John E. Nail (August 22, 1883 – March 6, 1947) was an African-American real estate agent in New York City, significant for developing Harlem. His sister was Grace Nail Johnson, wife of James Weldon Johnson, both civil rights activists.

Nail got his start in the real estate business working for Philip A. Payton, Jr.'s Afro-American Realty Company, another real estate firm catering to African American customers in New York City. In 1905, he founded the Nail-Parker Company with Henry G. Parker. In 1911, Nail, together with his pastor, Rev. Hutchens C. Bishop of St. Philip's Episcopal Church, bought over a million dollars' worth of real estate in the Harlem area of New York City. Starting in the late 19th century, African Americans began moving from the Southern United States into the New York City area.

Nail realized that most of the new arrivals were not financially able to purchase homes and began converting or constructing apartments on his land purchases. By 1925, Nail's business owned around fifty apartment buildings in the Harlem area. Nail became the most important Black real estate agent in New York City, and sat on the Real Estate Board of New York and the Housing Committee of New York; in each case he was the only African-American member.
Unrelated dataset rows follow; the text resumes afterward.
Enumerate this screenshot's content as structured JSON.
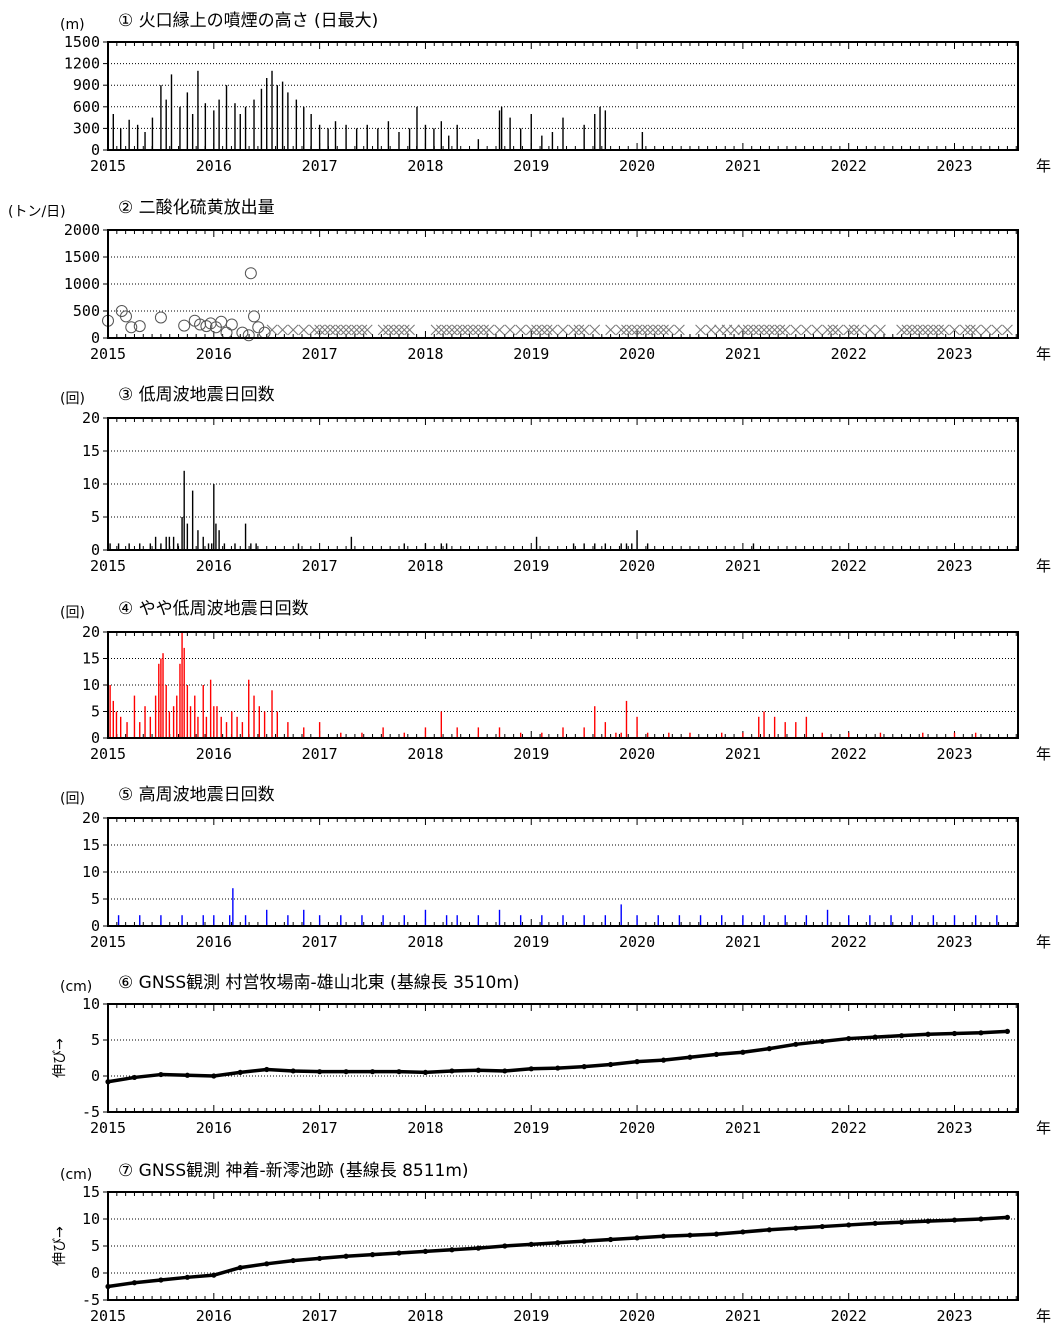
{
  "x_axis": {
    "labels": [
      "2015",
      "2016",
      "2017",
      "2018",
      "2019",
      "2020",
      "2021",
      "2022",
      "2023"
    ],
    "unit": "年"
  },
  "panels": [
    {
      "id": "p1",
      "title": "① 火口縁上の噴煙の高さ (日最大)",
      "unit": "(m)"
    },
    {
      "id": "p2",
      "title": "② 二酸化硫黄放出量",
      "unit": "(トン/日)"
    },
    {
      "id": "p3",
      "title": "③ 低周波地震日回数",
      "unit": "(回)"
    },
    {
      "id": "p4",
      "title": "④ やや低周波地震日回数",
      "unit": "(回)"
    },
    {
      "id": "p5",
      "title": "⑤ 高周波地震日回数",
      "unit": "(回)"
    },
    {
      "id": "p6",
      "title": "⑥ GNSS観測 村営牧場南-雄山北東  (基線長 3510m)",
      "unit": "(cm)",
      "ylabel": "伸び→"
    },
    {
      "id": "p7",
      "title": "⑦ GNSS観測 神着-新澪池跡  (基線長 8511m)",
      "unit": "(cm)",
      "ylabel": "伸び→"
    }
  ],
  "colors": {
    "p1": "#000000",
    "p2": "#555555",
    "p3": "#000000",
    "p4": "#ff0000",
    "p5": "#0000ff",
    "p6": "#000000",
    "p7": "#000000"
  },
  "chart_data": [
    {
      "type": "bar",
      "title": "① 火口縁上の噴煙の高さ (日最大)",
      "ylabel": "(m)",
      "ylim": [
        0,
        1500
      ],
      "yticks": [
        0,
        300,
        600,
        900,
        1200,
        1500
      ],
      "xlim": [
        2015,
        2023.6
      ],
      "x": [
        2015.05,
        2015.12,
        2015.2,
        2015.28,
        2015.35,
        2015.42,
        2015.5,
        2015.55,
        2015.6,
        2015.68,
        2015.75,
        2015.8,
        2015.85,
        2015.92,
        2016.0,
        2016.05,
        2016.12,
        2016.2,
        2016.25,
        2016.3,
        2016.38,
        2016.45,
        2016.5,
        2016.55,
        2016.6,
        2016.65,
        2016.7,
        2016.78,
        2016.85,
        2016.92,
        2017.0,
        2017.08,
        2017.15,
        2017.25,
        2017.35,
        2017.45,
        2017.55,
        2017.65,
        2017.75,
        2017.85,
        2017.92,
        2018.0,
        2018.08,
        2018.15,
        2018.22,
        2018.3,
        2018.5,
        2018.7,
        2018.72,
        2018.8,
        2018.9,
        2019.0,
        2019.1,
        2019.2,
        2019.3,
        2019.5,
        2019.6,
        2019.65,
        2019.7,
        2020.05
      ],
      "values": [
        500,
        300,
        420,
        350,
        250,
        450,
        900,
        700,
        1050,
        600,
        800,
        500,
        1100,
        650,
        550,
        700,
        900,
        650,
        500,
        600,
        700,
        850,
        1000,
        1100,
        900,
        950,
        800,
        700,
        600,
        500,
        350,
        300,
        400,
        350,
        300,
        350,
        300,
        400,
        250,
        300,
        600,
        350,
        300,
        400,
        200,
        350,
        150,
        550,
        600,
        450,
        300,
        500,
        200,
        250,
        450,
        350,
        500,
        600,
        550,
        250
      ]
    },
    {
      "type": "scatter",
      "title": "② 二酸化硫黄放出量",
      "ylabel": "(トン/日)",
      "ylim": [
        0,
        2000
      ],
      "yticks": [
        0,
        500,
        1000,
        1500,
        2000
      ],
      "xlim": [
        2015,
        2023.6
      ],
      "series": [
        {
          "marker": "circle",
          "x": [
            2015.0,
            2015.13,
            2015.17,
            2015.22,
            2015.3,
            2015.5,
            2015.72,
            2015.82,
            2015.87,
            2015.93,
            2015.97,
            2016.02,
            2016.07,
            2016.12,
            2016.17,
            2016.27,
            2016.33,
            2016.35,
            2016.38,
            2016.42,
            2016.48
          ],
          "y": [
            320,
            500,
            400,
            200,
            220,
            380,
            230,
            320,
            250,
            220,
            270,
            200,
            300,
            100,
            250,
            100,
            50,
            1200,
            400,
            200,
            100
          ]
        },
        {
          "marker": "x",
          "x": [
            2016.55,
            2016.65,
            2016.75,
            2016.85,
            2016.95,
            2017.0,
            2017.05,
            2017.1,
            2017.15,
            2017.2,
            2017.25,
            2017.3,
            2017.35,
            2017.4,
            2017.45,
            2017.6,
            2017.65,
            2017.7,
            2017.75,
            2017.8,
            2017.85,
            2018.1,
            2018.15,
            2018.2,
            2018.25,
            2018.3,
            2018.35,
            2018.4,
            2018.45,
            2018.5,
            2018.55,
            2018.6,
            2018.7,
            2018.8,
            2018.9,
            2019.0,
            2019.05,
            2019.1,
            2019.15,
            2019.2,
            2019.3,
            2019.4,
            2019.45,
            2019.5,
            2019.6,
            2019.75,
            2019.85,
            2019.9,
            2019.95,
            2020.0,
            2020.05,
            2020.1,
            2020.15,
            2020.2,
            2020.25,
            2020.3,
            2020.4,
            2020.6,
            2020.7,
            2020.78,
            2020.85,
            2020.92,
            2021.0,
            2021.05,
            2021.1,
            2021.15,
            2021.2,
            2021.25,
            2021.3,
            2021.35,
            2021.4,
            2021.5,
            2021.6,
            2021.7,
            2021.8,
            2021.85,
            2021.9,
            2022.0,
            2022.05,
            2022.1,
            2022.2,
            2022.3,
            2022.5,
            2022.55,
            2022.6,
            2022.65,
            2022.7,
            2022.75,
            2022.8,
            2022.85,
            2022.9,
            2023.0,
            2023.1,
            2023.15,
            2023.2,
            2023.3,
            2023.4,
            2023.5
          ],
          "y": [
            150,
            150,
            150,
            150,
            150,
            150,
            150,
            150,
            150,
            150,
            150,
            150,
            150,
            150,
            150,
            150,
            150,
            150,
            150,
            150,
            150,
            150,
            150,
            150,
            150,
            150,
            150,
            150,
            150,
            150,
            150,
            150,
            150,
            150,
            150,
            150,
            150,
            150,
            150,
            150,
            150,
            150,
            150,
            150,
            150,
            150,
            150,
            150,
            150,
            150,
            150,
            150,
            150,
            150,
            150,
            150,
            150,
            150,
            150,
            150,
            150,
            150,
            150,
            150,
            150,
            150,
            150,
            150,
            150,
            150,
            150,
            150,
            150,
            150,
            150,
            150,
            150,
            150,
            150,
            150,
            150,
            150,
            150,
            150,
            150,
            150,
            150,
            150,
            150,
            150,
            150,
            150,
            150,
            150,
            150,
            150,
            150,
            150
          ]
        }
      ]
    },
    {
      "type": "bar",
      "title": "③ 低周波地震日回数",
      "ylabel": "(回)",
      "ylim": [
        0,
        20
      ],
      "yticks": [
        0,
        5,
        10,
        15,
        20
      ],
      "xlim": [
        2015,
        2023.6
      ],
      "x": [
        2015.02,
        2015.1,
        2015.2,
        2015.3,
        2015.4,
        2015.45,
        2015.5,
        2015.55,
        2015.58,
        2015.62,
        2015.66,
        2015.7,
        2015.72,
        2015.75,
        2015.8,
        2015.85,
        2015.9,
        2015.95,
        2015.98,
        2016.0,
        2016.02,
        2016.05,
        2016.1,
        2016.2,
        2016.3,
        2016.35,
        2016.4,
        2016.8,
        2017.3,
        2017.8,
        2018.0,
        2018.15,
        2018.2,
        2019.05,
        2019.4,
        2019.5,
        2019.6,
        2019.7,
        2019.85,
        2019.9,
        2019.95,
        2020.0,
        2020.1,
        2021.1
      ],
      "values": [
        1,
        1,
        1,
        1,
        1,
        2,
        1,
        2,
        2,
        2,
        1,
        5,
        12,
        4,
        9,
        3,
        2,
        1,
        1,
        10,
        4,
        3,
        1,
        1,
        4,
        1,
        1,
        1,
        2,
        1,
        1,
        1,
        1,
        2,
        1,
        1,
        1,
        1,
        1,
        1,
        1,
        3,
        1,
        1
      ]
    },
    {
      "type": "bar",
      "title": "④ やや低周波地震日回数",
      "ylabel": "(回)",
      "ylim": [
        0,
        20
      ],
      "yticks": [
        0,
        5,
        10,
        15,
        20
      ],
      "xlim": [
        2015,
        2023.6
      ],
      "x": [
        2015.02,
        2015.05,
        2015.08,
        2015.12,
        2015.18,
        2015.25,
        2015.3,
        2015.35,
        2015.4,
        2015.45,
        2015.48,
        2015.5,
        2015.52,
        2015.55,
        2015.58,
        2015.62,
        2015.65,
        2015.68,
        2015.7,
        2015.72,
        2015.75,
        2015.78,
        2015.82,
        2015.85,
        2015.9,
        2015.93,
        2015.97,
        2016.0,
        2016.03,
        2016.07,
        2016.12,
        2016.17,
        2016.22,
        2016.27,
        2016.33,
        2016.38,
        2016.43,
        2016.48,
        2016.55,
        2016.6,
        2016.7,
        2016.85,
        2017.0,
        2017.2,
        2017.4,
        2017.6,
        2017.8,
        2018.0,
        2018.15,
        2018.3,
        2018.5,
        2018.7,
        2018.9,
        2019.1,
        2019.3,
        2019.5,
        2019.6,
        2019.7,
        2019.8,
        2019.85,
        2019.9,
        2020.0,
        2020.1,
        2020.3,
        2020.5,
        2020.8,
        2021.0,
        2021.15,
        2021.2,
        2021.3,
        2021.4,
        2021.5,
        2021.6,
        2021.75,
        2022.0,
        2022.3,
        2022.7,
        2023.0,
        2023.2
      ],
      "values": [
        10,
        7,
        5,
        4,
        3,
        8,
        3,
        6,
        4,
        8,
        14,
        15,
        16,
        10,
        5,
        6,
        8,
        14,
        20,
        17,
        10,
        6,
        8,
        4,
        10,
        4,
        11,
        6,
        6,
        4,
        3,
        5,
        4,
        3,
        11,
        8,
        6,
        5,
        9,
        5,
        3,
        2,
        3,
        1,
        1,
        2,
        1,
        2,
        5,
        2,
        2,
        2,
        1,
        1,
        2,
        2,
        6,
        3,
        1,
        1,
        7,
        4,
        1,
        1,
        1,
        1,
        1,
        4,
        5,
        4,
        3,
        3,
        4,
        1,
        1,
        1,
        1,
        1,
        1
      ]
    },
    {
      "type": "bar",
      "title": "⑤ 高周波地震日回数",
      "ylabel": "(回)",
      "ylim": [
        0,
        20
      ],
      "yticks": [
        0,
        5,
        10,
        15,
        20
      ],
      "xlim": [
        2015,
        2023.6
      ],
      "x": [
        2015.1,
        2015.3,
        2015.5,
        2015.7,
        2015.9,
        2016.0,
        2016.15,
        2016.18,
        2016.3,
        2016.5,
        2016.7,
        2016.85,
        2017.0,
        2017.2,
        2017.4,
        2017.6,
        2017.8,
        2018.0,
        2018.2,
        2018.3,
        2018.5,
        2018.7,
        2018.9,
        2019.1,
        2019.3,
        2019.5,
        2019.7,
        2019.85,
        2020.0,
        2020.2,
        2020.4,
        2020.6,
        2020.8,
        2021.0,
        2021.2,
        2021.4,
        2021.6,
        2021.8,
        2022.0,
        2022.2,
        2022.4,
        2022.6,
        2022.8,
        2023.0,
        2023.2,
        2023.4
      ],
      "values": [
        2,
        2,
        2,
        2,
        2,
        2,
        2,
        7,
        2,
        3,
        2,
        3,
        2,
        2,
        2,
        2,
        2,
        3,
        2,
        2,
        2,
        3,
        2,
        2,
        2,
        2,
        2,
        4,
        2,
        2,
        2,
        2,
        2,
        2,
        2,
        2,
        2,
        3,
        2,
        2,
        2,
        2,
        2,
        2,
        2,
        2
      ]
    },
    {
      "type": "scatter",
      "title": "⑥ GNSS観測 村営牧場南-雄山北東  (基線長 3510m)",
      "ylabel": "伸び→",
      "unit": "(cm)",
      "ylim": [
        -5,
        10
      ],
      "yticks": [
        -5,
        0,
        5,
        10
      ],
      "xlim": [
        2015,
        2023.6
      ],
      "x": [
        2015.0,
        2015.25,
        2015.5,
        2015.75,
        2016.0,
        2016.25,
        2016.5,
        2016.75,
        2017.0,
        2017.25,
        2017.5,
        2017.75,
        2018.0,
        2018.25,
        2018.5,
        2018.75,
        2019.0,
        2019.25,
        2019.5,
        2019.75,
        2020.0,
        2020.25,
        2020.5,
        2020.75,
        2021.0,
        2021.25,
        2021.5,
        2021.75,
        2022.0,
        2022.25,
        2022.5,
        2022.75,
        2023.0,
        2023.25,
        2023.5
      ],
      "y": [
        -0.8,
        -0.2,
        0.2,
        0.1,
        0.0,
        0.5,
        0.9,
        0.7,
        0.6,
        0.6,
        0.6,
        0.6,
        0.5,
        0.7,
        0.8,
        0.7,
        1.0,
        1.1,
        1.3,
        1.6,
        2.0,
        2.2,
        2.6,
        3.0,
        3.3,
        3.8,
        4.4,
        4.8,
        5.2,
        5.4,
        5.6,
        5.8,
        5.9,
        6.0,
        6.2
      ]
    },
    {
      "type": "scatter",
      "title": "⑦ GNSS観測 神着-新澪池跡  (基線長 8511m)",
      "ylabel": "伸び→",
      "unit": "(cm)",
      "ylim": [
        -5,
        15
      ],
      "yticks": [
        -5,
        0,
        5,
        10,
        15
      ],
      "xlim": [
        2015,
        2023.6
      ],
      "x": [
        2015.0,
        2015.25,
        2015.5,
        2015.75,
        2016.0,
        2016.25,
        2016.5,
        2016.75,
        2017.0,
        2017.25,
        2017.5,
        2017.75,
        2018.0,
        2018.25,
        2018.5,
        2018.75,
        2019.0,
        2019.25,
        2019.5,
        2019.75,
        2020.0,
        2020.25,
        2020.5,
        2020.75,
        2021.0,
        2021.25,
        2021.5,
        2021.75,
        2022.0,
        2022.25,
        2022.5,
        2022.75,
        2023.0,
        2023.25,
        2023.5
      ],
      "y": [
        -2.5,
        -1.8,
        -1.3,
        -0.8,
        -0.4,
        1.0,
        1.7,
        2.3,
        2.7,
        3.1,
        3.4,
        3.7,
        4.0,
        4.3,
        4.6,
        5.0,
        5.3,
        5.6,
        5.9,
        6.2,
        6.5,
        6.8,
        7.0,
        7.2,
        7.6,
        8.0,
        8.3,
        8.6,
        8.9,
        9.2,
        9.4,
        9.6,
        9.8,
        10.0,
        10.3
      ]
    }
  ]
}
After the Great Depression struck, Nail's business entered bankruptcy in 1933. Nail attempted to restart successor businesses but was unable to get them off the ground. Nail died in 1947. His work left Harlem a community of renters, rather than owners, and led ultimately to the area being populated by working-class tenements.

==Negro Silent Protest Parade==
John Nail served on the planning committee for the NAACP's historic 1917 Negro Silent Protest Parade. He walked with W.E.B. Du Bois, his pastor Hutchens C. Bishop, and others in the Parade.